- Hitchcock around 1830
- Born: April 18, 1788 Pembroke, Massachusetts, U.S.
- Died: November 17, 1837 (aged 49) North Yarmouth, Maine, U.S.
- Resting place: Old Baptist Cemetery, Yarmouth, Maine, U.S.
- Occupation: Physician
- Spouse: Mary Lincoln Thaxter

= Gad Hitchcock =

American physician (1788–1837)

Gad Hitchcock (April 18, 1788 – November 17, 1837) was a 19th-century American medical doctor. He was a fellow of the Massachusetts Medical Society.

==Early life and education==
Hitchcock was born on April 18, 1788, in Pembroke, Massachusetts, to Gad Hitchcock and Sage Bailey.

He graduated the Medical School of Maine in the class of 1825.

==Career==
Hitchcock took over the practice of the recently deceased Ammi Ruhamah Mitchell at today's Mitchell House at 333 Main Street in Yarmouth, Maine. He remained there, as the town's only physician, until his own death. He was succeeded by Eleazer Burbank.

==Personal life==
Hitchcock married Mary Lincoln Thaxter (1790–1875), daughter of Gridley Thaxter and granddaughter of Benjamin Lincoln of the Revolutionary Army. They had the following children: Bela (1811), Lavinia (1813), Henry Bailey (1814), Sarah Lincoln (1816), Rufus William (1818), Gad Jr. (1820), Mary Shattuck (1822), Gridley (1824), Benjamin (1826), Harriet Bailey (1828), Susan Harris (1830), Ann Blanchard (1833) and Samuel Sweetser (1835).

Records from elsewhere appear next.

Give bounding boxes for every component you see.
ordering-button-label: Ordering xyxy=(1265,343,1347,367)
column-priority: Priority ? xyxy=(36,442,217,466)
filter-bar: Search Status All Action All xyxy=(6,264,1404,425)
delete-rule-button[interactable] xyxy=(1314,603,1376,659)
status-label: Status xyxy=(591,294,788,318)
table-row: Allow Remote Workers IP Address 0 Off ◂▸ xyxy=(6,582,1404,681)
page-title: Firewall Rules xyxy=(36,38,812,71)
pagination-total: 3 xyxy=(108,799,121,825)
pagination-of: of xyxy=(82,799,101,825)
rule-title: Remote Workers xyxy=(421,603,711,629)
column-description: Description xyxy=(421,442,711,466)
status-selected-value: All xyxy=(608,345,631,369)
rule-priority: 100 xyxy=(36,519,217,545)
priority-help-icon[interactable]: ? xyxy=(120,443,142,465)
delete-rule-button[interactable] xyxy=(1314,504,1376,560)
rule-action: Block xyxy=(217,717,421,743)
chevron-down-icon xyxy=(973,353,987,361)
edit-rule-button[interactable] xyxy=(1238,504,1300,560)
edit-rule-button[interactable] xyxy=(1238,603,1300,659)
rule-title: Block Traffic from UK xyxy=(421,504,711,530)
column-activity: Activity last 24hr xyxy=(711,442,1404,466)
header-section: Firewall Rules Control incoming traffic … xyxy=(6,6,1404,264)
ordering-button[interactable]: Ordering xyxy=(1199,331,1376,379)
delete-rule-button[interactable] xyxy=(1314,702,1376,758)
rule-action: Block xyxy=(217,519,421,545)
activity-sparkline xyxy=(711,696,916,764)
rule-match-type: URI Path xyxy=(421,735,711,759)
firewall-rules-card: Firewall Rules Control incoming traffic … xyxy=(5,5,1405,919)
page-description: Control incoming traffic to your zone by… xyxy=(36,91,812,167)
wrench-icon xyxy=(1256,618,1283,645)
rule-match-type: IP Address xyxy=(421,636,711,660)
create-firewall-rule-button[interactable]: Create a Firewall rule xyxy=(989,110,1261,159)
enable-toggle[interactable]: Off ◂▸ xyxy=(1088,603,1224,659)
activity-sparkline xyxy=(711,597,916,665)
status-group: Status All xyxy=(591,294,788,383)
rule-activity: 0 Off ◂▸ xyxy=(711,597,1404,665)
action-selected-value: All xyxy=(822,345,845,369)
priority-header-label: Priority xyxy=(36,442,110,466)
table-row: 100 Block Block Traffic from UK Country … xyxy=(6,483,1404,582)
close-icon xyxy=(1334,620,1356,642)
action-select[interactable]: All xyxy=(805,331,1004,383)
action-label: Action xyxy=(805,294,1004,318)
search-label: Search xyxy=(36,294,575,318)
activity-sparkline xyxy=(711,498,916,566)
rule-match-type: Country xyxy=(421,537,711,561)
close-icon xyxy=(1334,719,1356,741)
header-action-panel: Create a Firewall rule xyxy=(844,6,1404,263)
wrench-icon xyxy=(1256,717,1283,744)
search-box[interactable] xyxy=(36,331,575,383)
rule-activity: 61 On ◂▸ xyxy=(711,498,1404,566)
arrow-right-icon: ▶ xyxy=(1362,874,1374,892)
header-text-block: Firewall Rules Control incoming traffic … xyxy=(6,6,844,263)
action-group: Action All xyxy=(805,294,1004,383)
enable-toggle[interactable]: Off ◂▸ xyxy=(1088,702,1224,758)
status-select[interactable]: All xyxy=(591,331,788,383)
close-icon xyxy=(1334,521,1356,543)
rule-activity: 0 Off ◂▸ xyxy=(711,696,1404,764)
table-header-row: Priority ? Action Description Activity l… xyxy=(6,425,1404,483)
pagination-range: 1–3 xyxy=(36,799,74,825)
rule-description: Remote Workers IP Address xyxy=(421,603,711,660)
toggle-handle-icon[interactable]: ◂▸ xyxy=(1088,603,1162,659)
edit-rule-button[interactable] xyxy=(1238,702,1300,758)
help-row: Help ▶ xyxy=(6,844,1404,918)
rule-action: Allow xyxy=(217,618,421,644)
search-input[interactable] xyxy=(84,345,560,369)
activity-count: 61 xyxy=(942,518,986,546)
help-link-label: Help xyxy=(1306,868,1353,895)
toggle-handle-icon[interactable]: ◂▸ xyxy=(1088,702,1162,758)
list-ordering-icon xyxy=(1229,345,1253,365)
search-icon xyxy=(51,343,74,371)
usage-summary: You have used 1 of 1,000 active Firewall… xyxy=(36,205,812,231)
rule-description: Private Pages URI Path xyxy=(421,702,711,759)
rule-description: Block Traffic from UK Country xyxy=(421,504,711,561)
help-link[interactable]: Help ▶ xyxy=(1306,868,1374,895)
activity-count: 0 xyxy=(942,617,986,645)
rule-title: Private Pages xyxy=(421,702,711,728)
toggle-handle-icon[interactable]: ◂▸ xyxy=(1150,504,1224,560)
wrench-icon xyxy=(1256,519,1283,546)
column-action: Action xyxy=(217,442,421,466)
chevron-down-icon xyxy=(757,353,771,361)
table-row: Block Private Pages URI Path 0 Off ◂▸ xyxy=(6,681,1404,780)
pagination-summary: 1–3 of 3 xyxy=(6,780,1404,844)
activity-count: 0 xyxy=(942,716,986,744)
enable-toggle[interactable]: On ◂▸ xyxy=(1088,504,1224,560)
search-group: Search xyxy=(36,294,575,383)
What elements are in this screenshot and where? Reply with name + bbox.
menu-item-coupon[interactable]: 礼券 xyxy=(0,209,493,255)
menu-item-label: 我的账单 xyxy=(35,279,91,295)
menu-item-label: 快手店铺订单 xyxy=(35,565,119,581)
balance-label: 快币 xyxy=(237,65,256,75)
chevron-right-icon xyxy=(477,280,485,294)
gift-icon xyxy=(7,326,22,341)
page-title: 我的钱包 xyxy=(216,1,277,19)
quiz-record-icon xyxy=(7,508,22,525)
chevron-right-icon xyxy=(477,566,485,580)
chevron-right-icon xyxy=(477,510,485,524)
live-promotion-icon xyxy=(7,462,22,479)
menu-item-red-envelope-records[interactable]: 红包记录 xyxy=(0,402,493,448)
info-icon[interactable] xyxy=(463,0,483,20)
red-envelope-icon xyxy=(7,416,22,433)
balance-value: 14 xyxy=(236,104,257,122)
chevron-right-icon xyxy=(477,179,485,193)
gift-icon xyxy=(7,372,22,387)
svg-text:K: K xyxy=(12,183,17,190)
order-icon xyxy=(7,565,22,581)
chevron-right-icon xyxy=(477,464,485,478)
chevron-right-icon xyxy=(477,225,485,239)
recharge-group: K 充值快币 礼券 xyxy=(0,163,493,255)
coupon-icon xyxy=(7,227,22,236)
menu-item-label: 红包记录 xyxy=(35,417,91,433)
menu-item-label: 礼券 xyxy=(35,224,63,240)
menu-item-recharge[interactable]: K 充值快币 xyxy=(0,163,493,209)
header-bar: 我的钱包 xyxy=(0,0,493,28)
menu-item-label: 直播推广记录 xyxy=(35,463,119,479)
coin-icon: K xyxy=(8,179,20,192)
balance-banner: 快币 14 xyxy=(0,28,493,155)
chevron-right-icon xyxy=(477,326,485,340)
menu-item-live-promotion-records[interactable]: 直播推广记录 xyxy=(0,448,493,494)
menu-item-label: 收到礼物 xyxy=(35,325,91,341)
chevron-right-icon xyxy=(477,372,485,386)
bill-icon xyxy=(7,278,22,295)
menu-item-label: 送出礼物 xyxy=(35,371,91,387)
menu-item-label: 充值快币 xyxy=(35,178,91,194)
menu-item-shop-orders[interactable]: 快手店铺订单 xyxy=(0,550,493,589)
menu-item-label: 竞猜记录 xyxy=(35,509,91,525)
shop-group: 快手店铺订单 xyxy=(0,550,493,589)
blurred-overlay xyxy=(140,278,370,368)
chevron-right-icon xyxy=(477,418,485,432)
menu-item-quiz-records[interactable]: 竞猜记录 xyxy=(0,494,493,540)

Both he and his son, Gad Jr., were elected fellows of the Massachusetts Medical Society. Gad Jr. became a noted painter who added decorative touches on shipmasters' cabins down at Yarmouth's harbor.

==Death==
Hitchcock died in North Yarmouth on November 17, 1837, aged 49. His wife survived him by 38 years.